Avaroa selects Hawaiki Cable for connectivity to Australia

Submarine cable on seabed with fish and rocks.

Avaroa Cable Limited (ACL) has selected Hawaiki Submarine Cable (Hawaiki) for the provision of international capacity from Samoa to Australia.

ACL is a state-owned enterprise of the Cooks Islands government and is funded by the New Zealand Aid Programme and the Asian Development Bank (ADB). ACL is also a member of the Manatua - One Polynesia subsea cable consortium, which connects French Polynesia, Rarotonga and Aitutaki in the Cook Islands, Niue and Samoa.

“Submarine cable assets are increasingly seen as critical to bridging the digital divide in the Pacific Islands and provide further development opportunities to businesses and communities in remote areas,” said Remi Galasso CEO of Hawaiki.

“We look forward to collaborating with Avaroa Cable to bring this vision to life and building further on their great work transforming communications throughout the Cook Islands via the deployment of future-proof and open-access subsea connectivity.”

Under the terms of the multi-million-dollar deal, Hawaiki will provide ACL with international capacity from the Manatua cable termination point in Apia, Samoa to Sydney, Australia. The turn-key solution is comprised of multiple subsea links, including the Samoa to American Samoa cable and the American Samoa branch to Hawaiki cable.

“ACL is very excited to have successfully achieved this key milestone and to now be able to offer this additional capacity to our wholesale customers," added Mike Schwarz, CEO of Avaroa Cable.

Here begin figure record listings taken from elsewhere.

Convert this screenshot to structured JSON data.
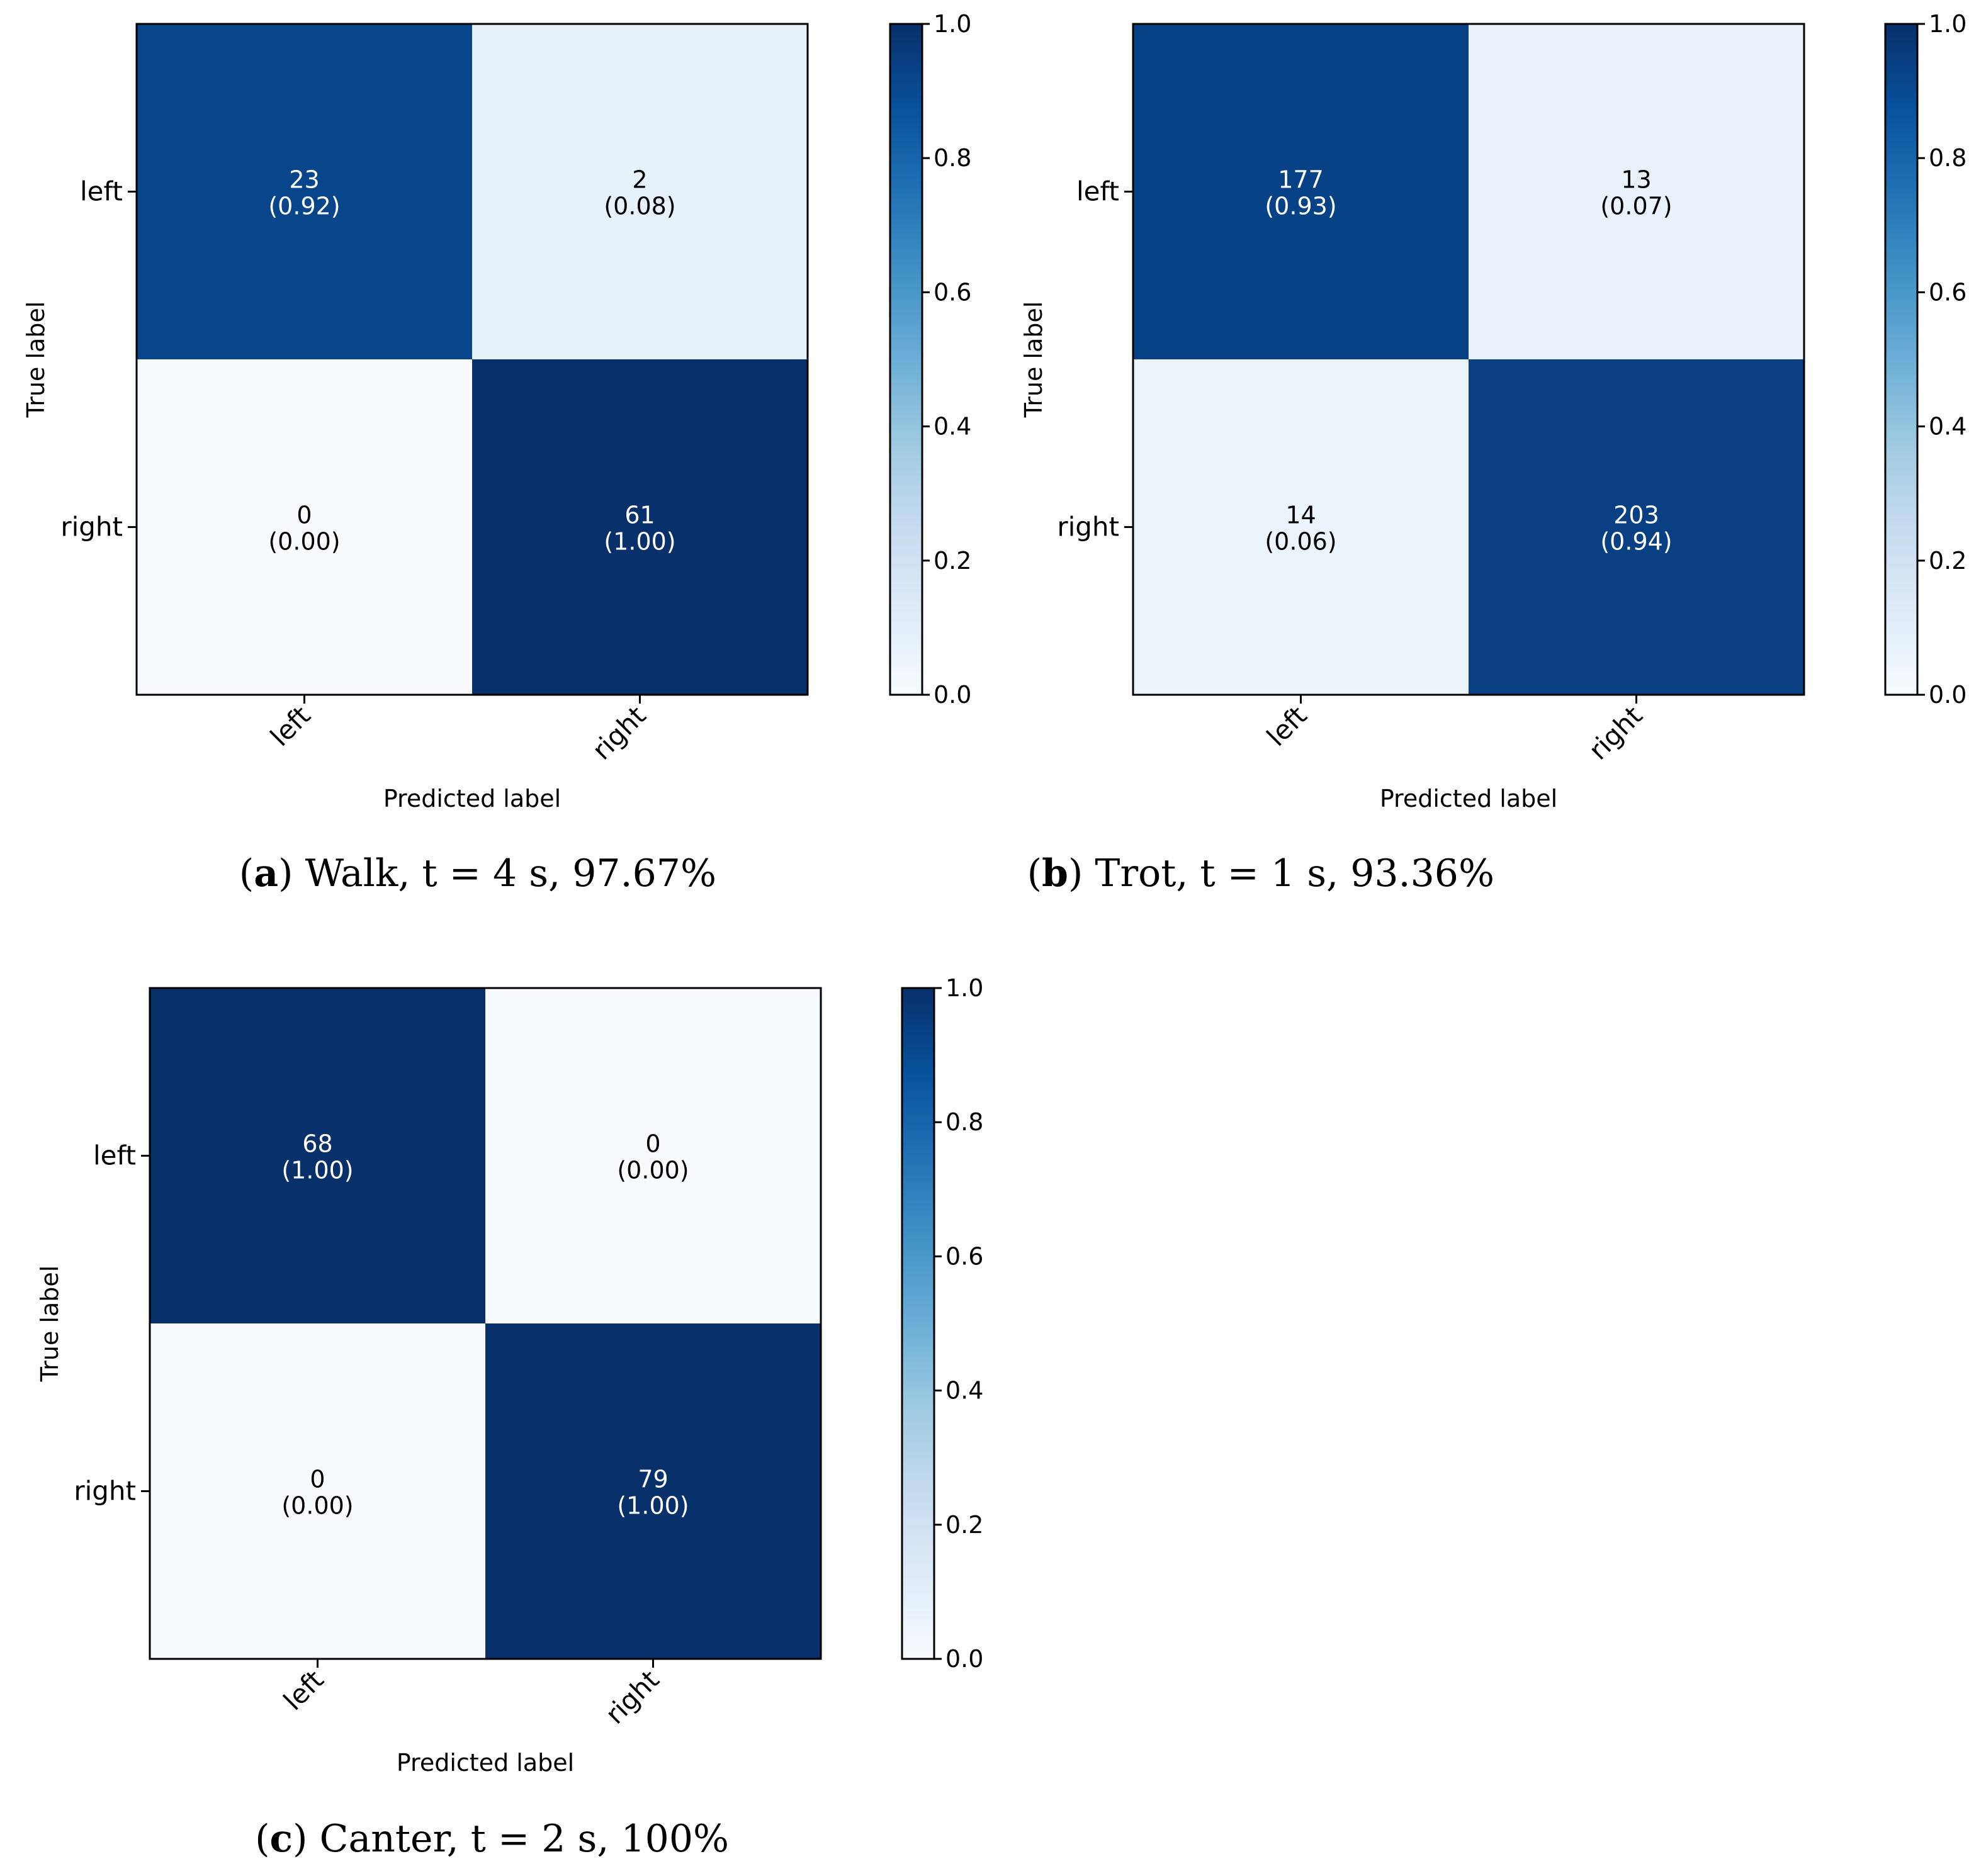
{
  "chart_data": [
    {
      "type": "heatmap",
      "panel_letter": "a",
      "caption": "Walk, t = 4 s, 97.67%",
      "xlabel": "Predicted label",
      "ylabel": "True label",
      "row_labels": [
        "left",
        "right"
      ],
      "col_labels": [
        "left",
        "right"
      ],
      "counts": [
        [
          23,
          2
        ],
        [
          0,
          61
        ]
      ],
      "count_labels": [
        [
          "23",
          "2"
        ],
        [
          "0",
          "61"
        ]
      ],
      "normalized": [
        [
          0.92,
          0.08
        ],
        [
          0.0,
          1.0
        ]
      ],
      "normalized_labels": [
        [
          "(0.92)",
          "(0.08)"
        ],
        [
          "(0.00)",
          "(1.00)"
        ]
      ],
      "colorbar": {
        "range": [
          0.0,
          1.0
        ],
        "ticks": [
          "0.0",
          "0.2",
          "0.4",
          "0.6",
          "0.8",
          "1.0"
        ],
        "colormap": "Blues"
      }
    },
    {
      "type": "heatmap",
      "panel_letter": "b",
      "caption": "Trot, t = 1 s, 93.36%",
      "xlabel": "Predicted label",
      "ylabel": "True label",
      "row_labels": [
        "left",
        "right"
      ],
      "col_labels": [
        "left",
        "right"
      ],
      "counts": [
        [
          177,
          13
        ],
        [
          14,
          203
        ]
      ],
      "count_labels": [
        [
          "177",
          "13"
        ],
        [
          "14",
          "203"
        ]
      ],
      "normalized": [
        [
          0.93,
          0.07
        ],
        [
          0.06,
          0.94
        ]
      ],
      "normalized_labels": [
        [
          "(0.93)",
          "(0.07)"
        ],
        [
          "(0.06)",
          "(0.94)"
        ]
      ],
      "colorbar": {
        "range": [
          0.0,
          1.0
        ],
        "ticks": [
          "0.0",
          "0.2",
          "0.4",
          "0.6",
          "0.8",
          "1.0"
        ],
        "colormap": "Blues"
      }
    },
    {
      "type": "heatmap",
      "panel_letter": "c",
      "caption": "Canter, t = 2 s, 100%",
      "xlabel": "Predicted label",
      "ylabel": "True label",
      "row_labels": [
        "left",
        "right"
      ],
      "col_labels": [
        "left",
        "right"
      ],
      "counts": [
        [
          68,
          0
        ],
        [
          0,
          79
        ]
      ],
      "count_labels": [
        [
          "68",
          "0"
        ],
        [
          "0",
          "79"
        ]
      ],
      "normalized": [
        [
          1.0,
          0.0
        ],
        [
          0.0,
          1.0
        ]
      ],
      "normalized_labels": [
        [
          "(1.00)",
          "(0.00)"
        ],
        [
          "(0.00)",
          "(1.00)"
        ]
      ],
      "colorbar": {
        "range": [
          0.0,
          1.0
        ],
        "ticks": [
          "0.0",
          "0.2",
          "0.4",
          "0.6",
          "0.8",
          "1.0"
        ],
        "colormap": "Blues"
      }
    }
  ],
  "colors": {
    "axis": "#000000",
    "text_dark": "#000000",
    "text_light": "#ffffff",
    "background": "#ffffff"
  }
}
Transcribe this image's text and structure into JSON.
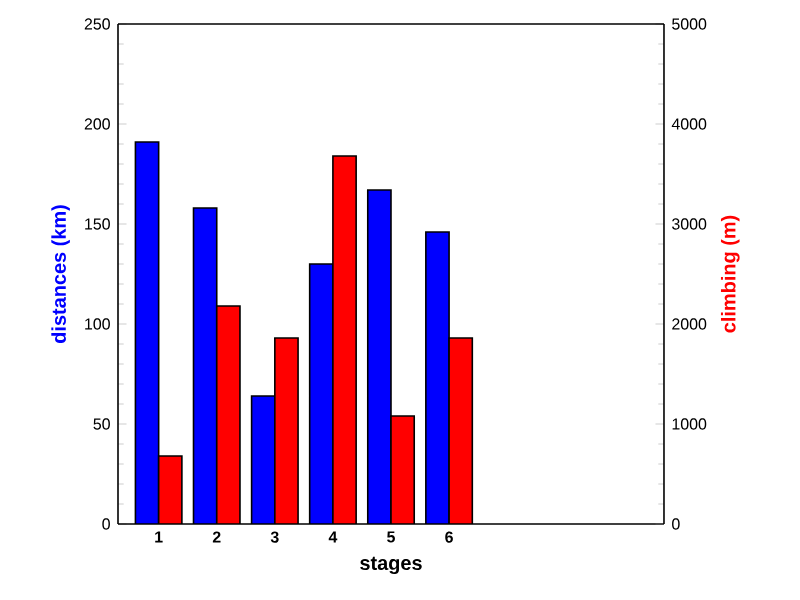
{
  "chart_data": {
    "type": "bar",
    "xlabel": "stages",
    "ylabel": "distances (km)",
    "y2label": "climbing (m)",
    "x": [
      1,
      2,
      3,
      4,
      5,
      6
    ],
    "xlim": [
      0.3,
      9.7
    ],
    "xticks": [
      1,
      2,
      3,
      4,
      5,
      6
    ],
    "ylim": [
      0,
      250
    ],
    "yticks": [
      0,
      50,
      100,
      150,
      200,
      250
    ],
    "y2lim": [
      0,
      5000
    ],
    "y2ticks": [
      0,
      1000,
      2000,
      3000,
      4000,
      5000
    ],
    "series": [
      {
        "color": "#0000ff",
        "values": [
          191,
          158,
          64,
          130,
          167,
          146
        ]
      },
      {
        "color": "#ff0000",
        "axis": "y2",
        "values": [
          680,
          2180,
          1860,
          3680,
          1080,
          1860
        ]
      }
    ]
  }
}
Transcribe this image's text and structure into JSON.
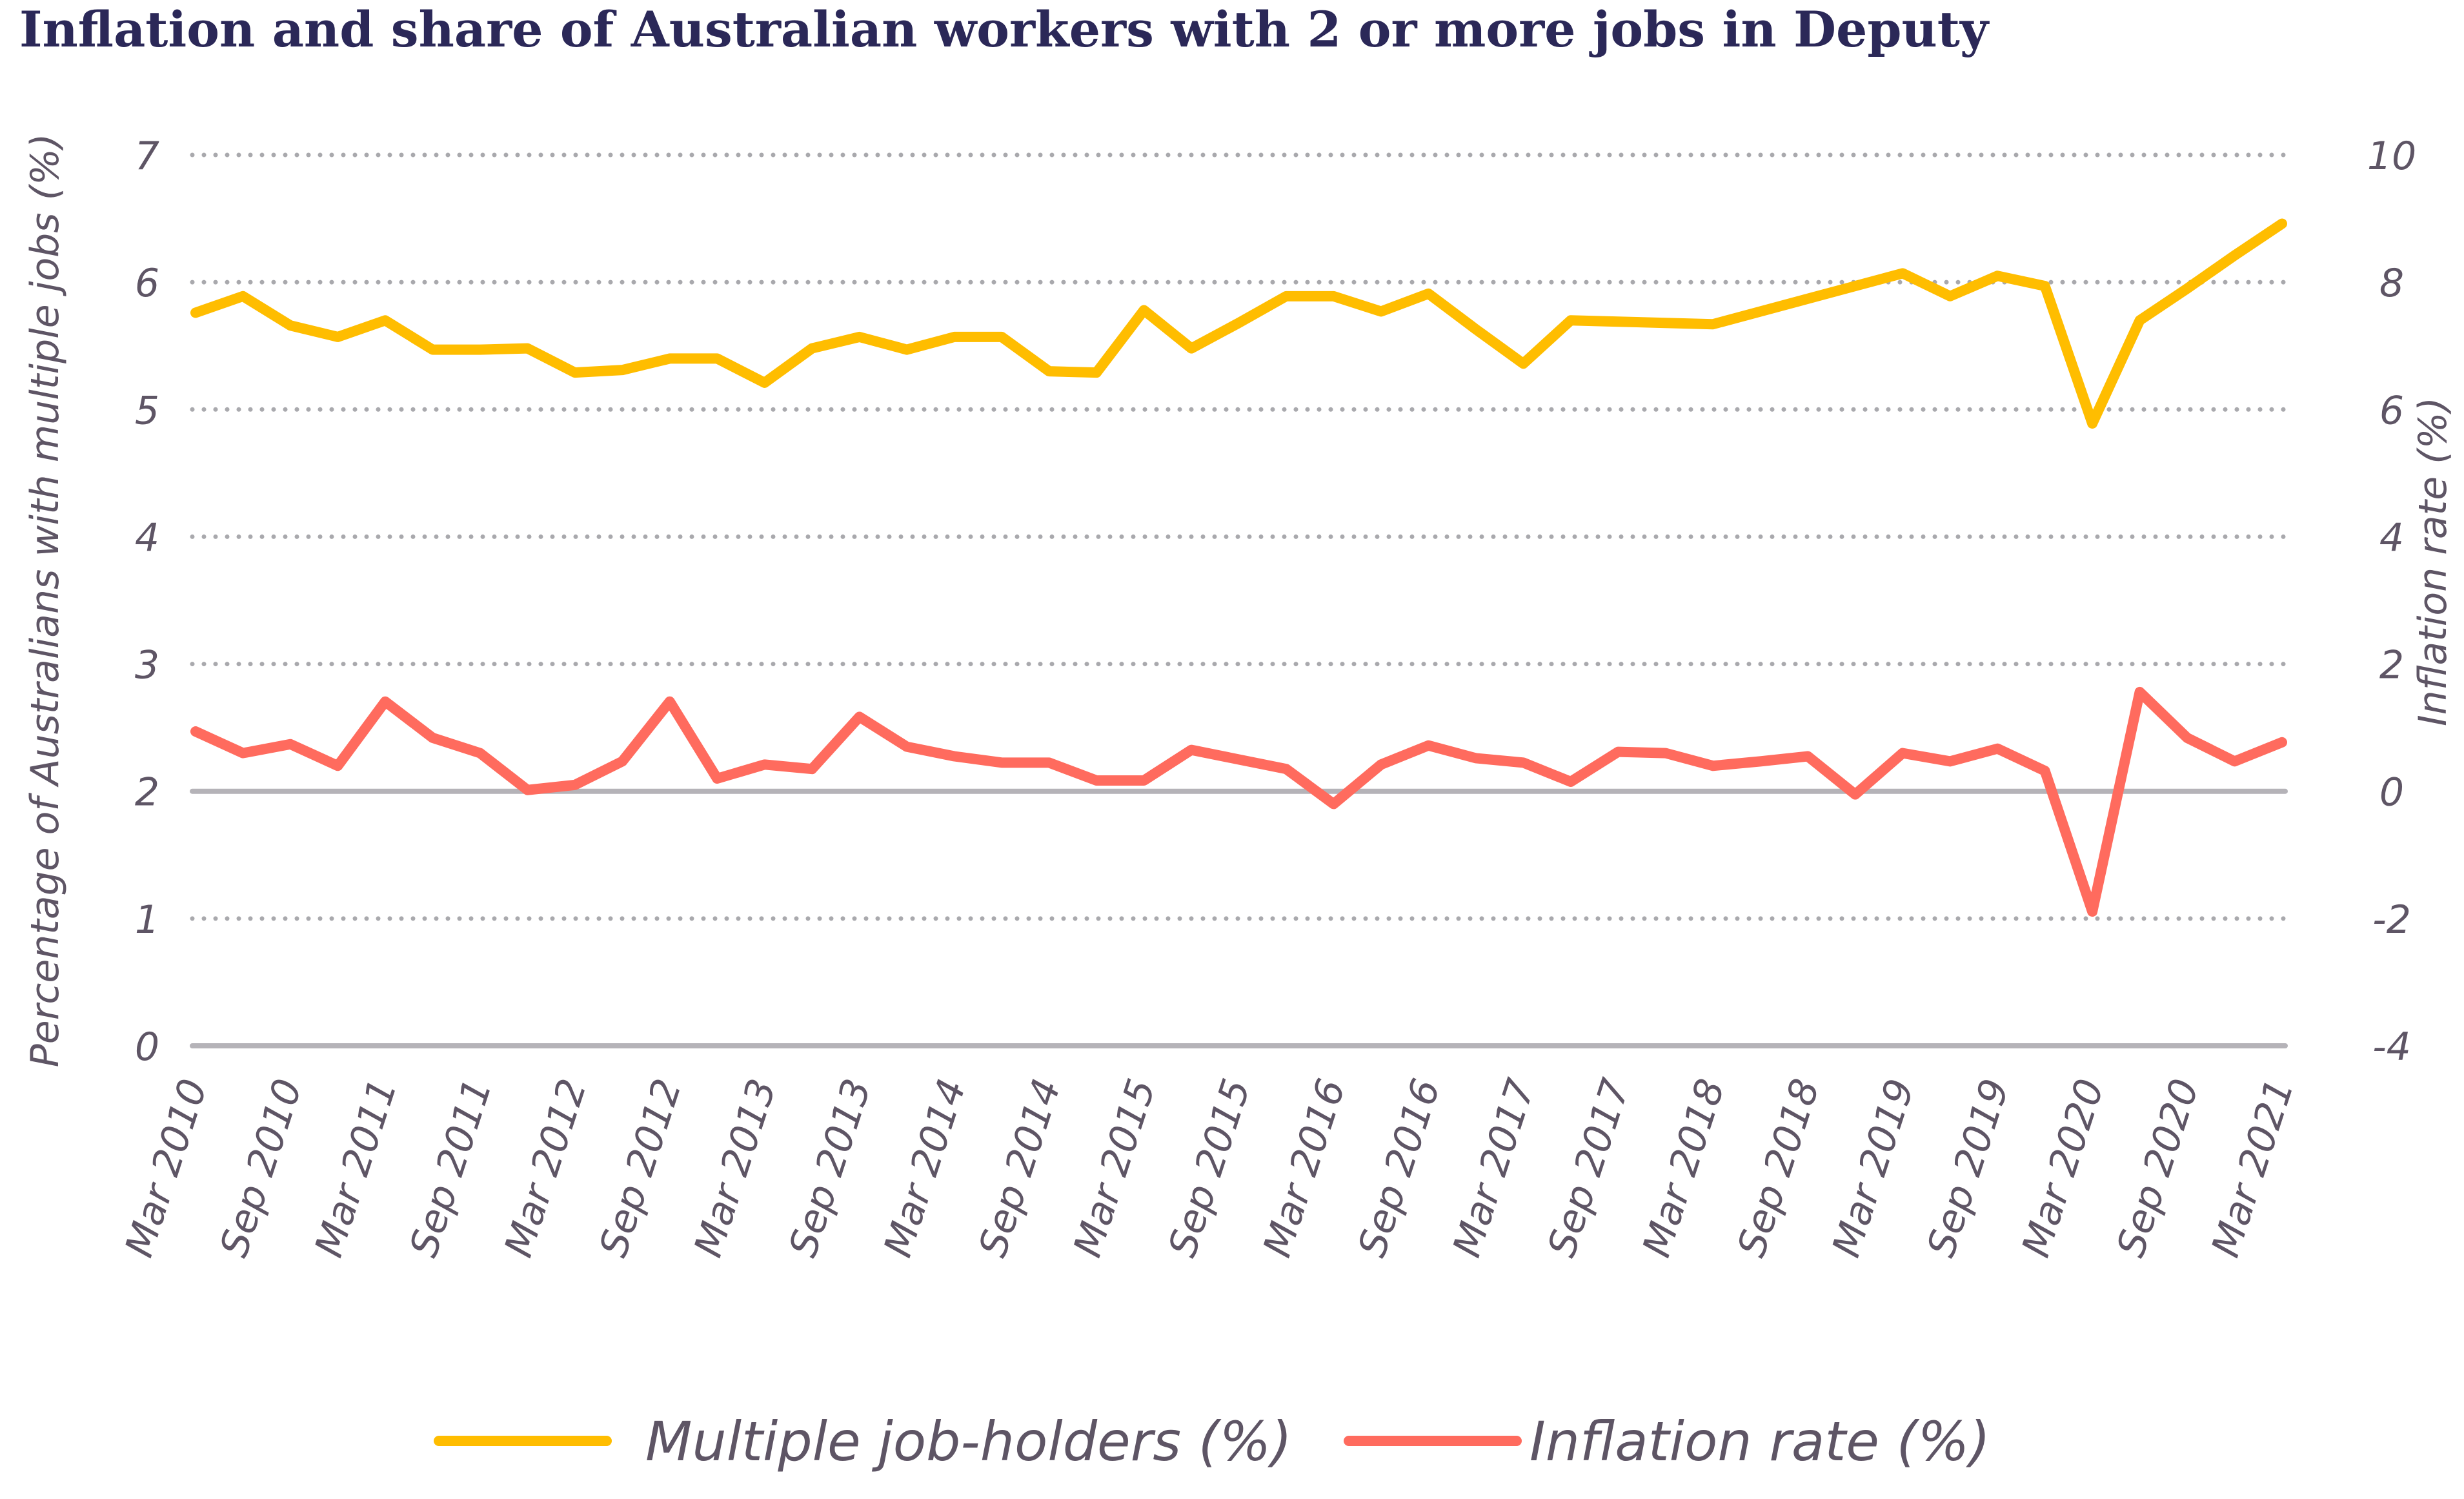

"We see this investment as an important enabler to improve resilience and deliver more connectivity to meet the increasing demand by consumers in the Cook Islands. We believe this new partnership is going to greatly benefit businesses and the local community.”

Once the project is complete, the solution will further secure trans-Pacific connectivity, provide much-needed diversity in support of ACL’s wholesale business and deliver high-speed broadband to local operators in the Cook Islands. It also bolsters the Cook Islands’ digital economy, specifically new e-services such as health and education.